The result on my 2.6 GHz Powerbook (that's a mac :-) ) and JDK 1.5:

• Test 1: charAt + String --> 3138msec
• Test 2: String converted to array --> 9568msec
• Test 3: StringBuilder charAt --> 3536msec
• Test 4: CharacterIterator and String --> 12151msec

As the results are significantly different, the most straightforward way also seems to be the fastest one. Interestingly, charAt() of a StringBuilder seems to be slightly slower than the one of String.

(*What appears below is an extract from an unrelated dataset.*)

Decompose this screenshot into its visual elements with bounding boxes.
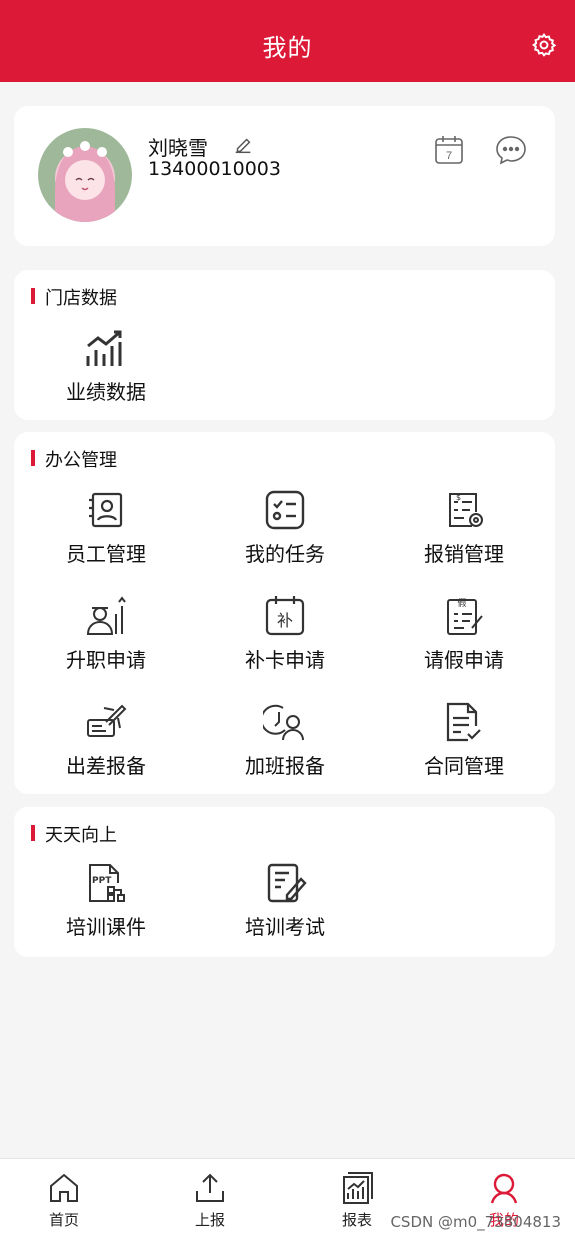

BTW I suggest not to use CharacterIterator as I consider its abuse of the '\uFFFF' character as "end of iteration" a really awful hack. In big projects there's always two guys that use the same kind of hack for two different purposes and the code crashes really mysteriously.

Here's one of the tests:

    int count = 1000;
    ...

    System.out.println("Test 1: charAt + String");
    long t = System.currentTimeMillis();
    int sum=0;
    for (int i=0; i<count; i++) {
        int len = str.length();
        for (int j=0; j<len; j++) {
            if (str.charAt(j) == 'b')
                sum = sum + 1;
        }
    }
    t = System.currentTimeMillis()-t;
    System.out.println("result: "+ sum + " after " + t + "msec");

Answer 13

Two options

for(int i = 0, n = s.length() ; i < n ; i++) { 
    char c = s.charAt(i); 
}

or

for(char c : s.toCharArray()) {
    // process c
}

The first is probably faster, then 2nd is probably more readable.

Answer 14

StringTokenizer is totally unsuited to the task of breaking a string into its individual characters. With String#split() you can do that easily by using a regex that matches nothing, e.g.:

String[] theChars = str.split("|");

But StringTokenizer doesn't use regexes, and there's no delimiter string you can specify that will match the nothing between characters. There is one cute little hack you can use to accomplish the same thing: use the string itself as the delimiter string (making every character in it a delimiter) and have it return the delimiters:

StringTokenizer st = new StringTokenizer(str, str, true);

However, I only mention these options for the purpose of dismissing them. Both techniques break the original string into one-character strings instead of char primitives, and both involve a great deal of overhead in the form of object creation and string manipulation. Compare that to calling charAt() in a for loop, which incurs virtually no overhead.

Answer 15

There are some dedicated classes for this:

import java.text.*;

final CharacterIterator it = new StringCharacterIterator(s);
for(char c = it.first(); c != CharacterIterator.DONE; c = it.next()) {
   // process c
   ...
}

Answer 16

See The Java Tutorials: Strings.

public class StringDemo {
    public static void main(String[] args) {
        String palindrome = "Dot saw I was Tod";
        int len = palindrome.length();
        char[] tempCharArray = new char[len];
        char[] charArray = new char[len];

        // put original string in an array of chars
        for (int i = 0; i < len; i++) {
            tempCharArray[i] = palindrome.charAt(i);
        } 

        // reverse array of chars
        for (int j = 0; j < len; j++) {
            charArray[j] = tempCharArray[len - 1 - j];
        }

        String reversePalindrome =  new String(charArray);
        System.out.println(reversePalindrome);
    }
}

Put the length into int len and use for loop.

Answer 17

I wouldn't use StringTokenizer as it is one of classes in the JDK that's legacy.

The javadoc says:

StringTokenizer is a legacy class that is retained for compatibility reasons although its use is discouraged in new code. It is recommended that anyone seeking this functionality use the split method of String or the java.util.regex package instead.